He wanted to die at home with his dog by his side and his friends all around enjoying pizza and beer. Thanks to his hospice care team, that’s just how it happened.
“This patient was a younger guy from a small town, but was hospitalized in a major medical center when we met him,” said Michael Paletta, MD, FAAHPM, vice president, Medical Affairs and chief medical officer for Hospice of Michigan and Arbor Hospice. “He had accepted the fact that he was not going to be cured and as he shared how he wished to proceed on his end-of-life journey, our entire team mobilized around him to ensure dignity, comfort and peace. His motorcycle buddies formed an escort caravan around the ambulance we arranged to transport him the hundreds of miles back home. He died according to his wishes and everyone felt good about it.”
If you found yourself suddenly facing end-of-life, do your loved ones know how you want to live out your final days, especially if you cannot communicate your wishes?
Death, especially our own, is not a topic most of us are comfortable talking about. But discussing and documenting who you want making medical decisions on your behalf if you’re unable, the medical treatment you do and don’t want and what personal, spiritual and emotional support you prefer will help ensure your end-of-life experience is controlled, dignified and peaceful.
So where to begin? Dr. Paletta offers this advice: the most opportune time to put a medical emergency plan in place is when a young couple is starting out. “As partners begin taking a look at all the things they are facing, like planning for children, securing a mortgage, selecting life insurance, they should also clarify their preferences if they become catastrophically ill,” says Dr. Paletta.
If you’ve missed that window, the best time to plan is NOW, wherever you are in life. It’s never too late to discuss your end-of-life wishes with your loved ones.
Once you’ve had the conversation, it’s not set until you put your preferences in writing. Dr. Paletta recalls a patient’s family struggling with the son’s insistence that his father was a fighter and would want every life-saving measure. His sister maintained dad told her he “didn’t want to be like a vegetable” and would not want such intervention. “Both the son and daughter were right and sincere,” says Dr. Paletta, “but since dad didn’t have an advance directive, it’s like the conversation never took place.”
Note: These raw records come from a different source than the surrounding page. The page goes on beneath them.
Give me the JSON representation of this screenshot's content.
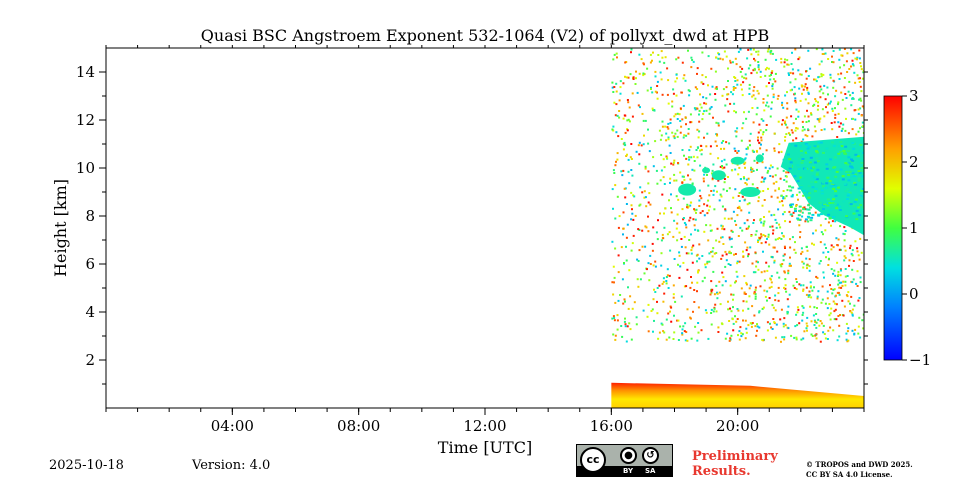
{
  "chart_data": {
    "type": "heatmap",
    "title": "Quasi BSC Angstroem Exponent 532-1064 (V2) of pollyxt_dwd at HPB",
    "xlabel": "Time [UTC]",
    "ylabel": "Height [km]",
    "xlim_hours": [
      0,
      24
    ],
    "ylim_km": [
      0,
      15
    ],
    "x_ticks": [
      {
        "value": 4,
        "label": "04:00"
      },
      {
        "value": 8,
        "label": "08:00"
      },
      {
        "value": 12,
        "label": "12:00"
      },
      {
        "value": 16,
        "label": "16:00"
      },
      {
        "value": 20,
        "label": "20:00"
      }
    ],
    "y_ticks": [
      {
        "value": 2,
        "label": "2"
      },
      {
        "value": 4,
        "label": "4"
      },
      {
        "value": 6,
        "label": "6"
      },
      {
        "value": 8,
        "label": "8"
      },
      {
        "value": 10,
        "label": "10"
      },
      {
        "value": 12,
        "label": "12"
      },
      {
        "value": 14,
        "label": "14"
      }
    ],
    "colorbar": {
      "range": [
        -1,
        3
      ],
      "ticks": [
        {
          "value": -1,
          "label": "−1"
        },
        {
          "value": 0,
          "label": "0"
        },
        {
          "value": 1,
          "label": "1"
        },
        {
          "value": 2,
          "label": "2"
        },
        {
          "value": 3,
          "label": "3"
        }
      ],
      "colormap": "jet",
      "position": "right"
    },
    "regions": [
      {
        "kind": "boundary-layer",
        "x_start": 16.0,
        "x_end": 24.0,
        "y_bottom": 0.0,
        "y_top_start": 1.05,
        "y_top_end": 0.5,
        "value_low": 1.7,
        "value_high": 2.4
      },
      {
        "kind": "cirrus",
        "x_start": 21.3,
        "x_end": 24.0,
        "y_bottom": 7.2,
        "y_top": 11.3,
        "value": 0.55
      },
      {
        "kind": "cirrus-patches",
        "x_start": 18.2,
        "x_end": 21.0,
        "y_bottom": 8.5,
        "y_top": 10.6,
        "value": 0.6
      },
      {
        "kind": "noise",
        "x_start": 16.0,
        "x_end": 24.0,
        "y_bottom": 2.8,
        "y_top": 15.0,
        "value_range": [
          -1,
          3
        ]
      }
    ]
  },
  "footer": {
    "date": "2025-10-18",
    "version": "Version: 4.0",
    "license_badge": {
      "cc": "cc",
      "by": "BY",
      "sa": "SA"
    },
    "preliminary": [
      "Preliminary",
      "Results."
    ],
    "copyright": [
      "© TROPOS and DWD 2025.",
      "CC BY SA 4.0 License."
    ]
  }
}
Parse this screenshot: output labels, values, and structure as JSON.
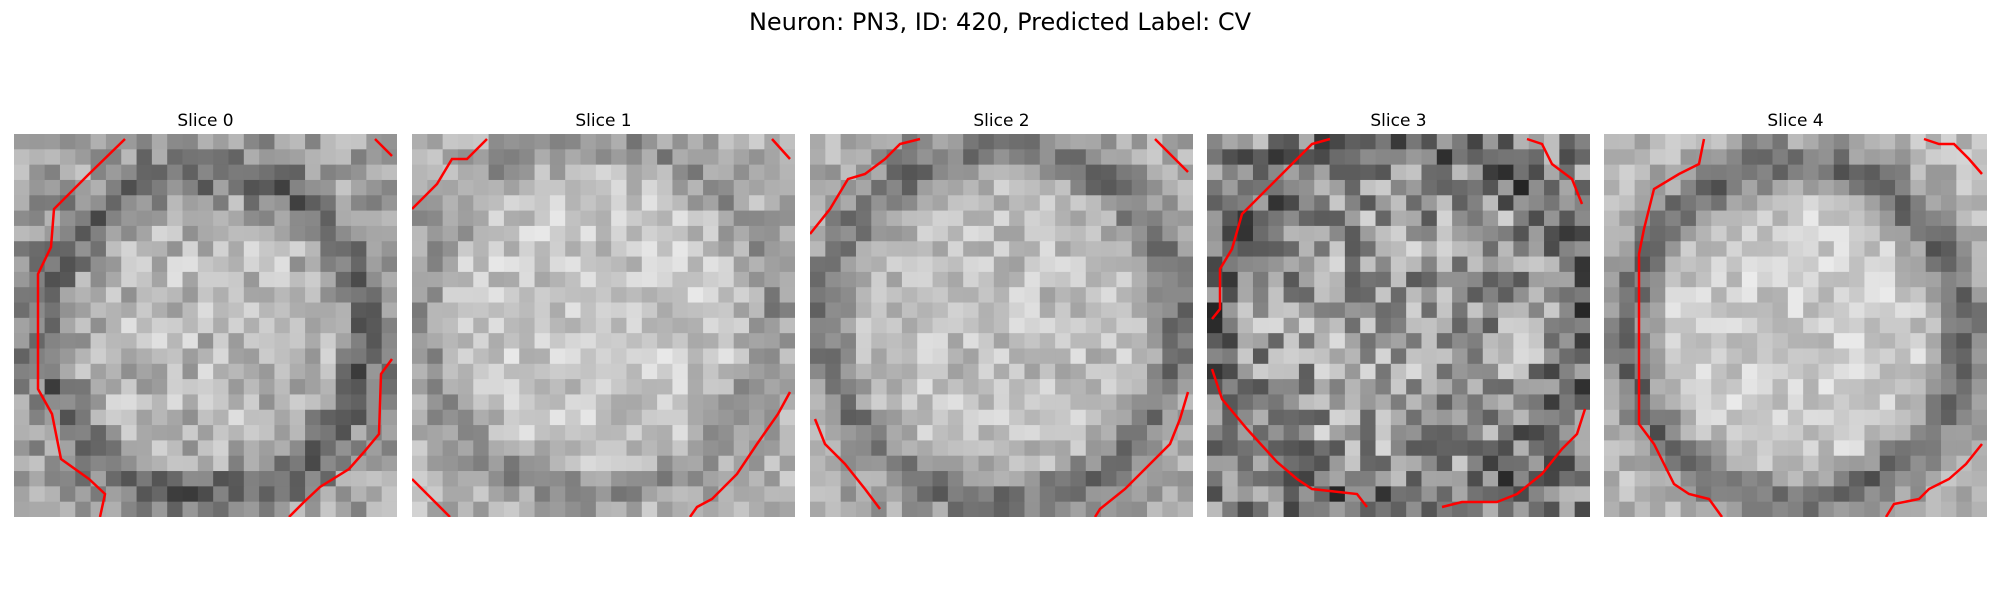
{
  "figure": {
    "suptitle": "Neuron: PN3, ID: 420, Predicted Label: CV",
    "contour_color": "#ff0000",
    "colormap": "gray"
  },
  "slices": [
    {
      "title": "Slice 0"
    },
    {
      "title": "Slice 1"
    },
    {
      "title": "Slice 2"
    },
    {
      "title": "Slice 3"
    },
    {
      "title": "Slice 4"
    }
  ]
}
Select a patient advocate you trust to carry out your wishes, whether or not your advocate personally agrees with them. “Most families have an alpha member who most often takes charge,” says Dr. Paletta. “That person may not be the best choice, substituting their feelings in making decisions. An alpha advocate might decide ‘mom didn’t want a feeding tube but we’re going to do it anyway.’”
Any family member or close friend or acquaintance can be selected to make medical decisions on your behalf. Under Michigan law, however, only patient advocates designated in writing are recognized.
Draft an advance directive that is specific and comprehensive. Don’t use vague language, such as not wanting “heroic measures.” Be very clear about which medical interventions you do and don’t want. A patient advocate cannot override your advance directive, but your wording should not leave your desires open for interpretation.
Equally important to addressing medical treatment is documenting the ambiance you want surrounding you at end-of-life. “It’s not for us to decide what makes someone else comfortable, or what a ‘good death’ entails for another,” says Dr. Paletta. “We might think quiet and candlelight, but not everyone wants that. Someone may want blaring rock or Beatles music or want to wear a specific blue dress. We have a right to decide how we want to die and have someone carry that out.”
Creating an advance directive does not have to be an expensive effort involving a lawyer. Hospice of Michigan directs patients and families to Have You Had the Talk (http://haveyouhadthetalk.com/) for resources and tools to help facilitate conversations and create a binding advance directive.
“It’s a great, easy-to-use guide,” says Dr. Paletta. “I used it with my own mom.”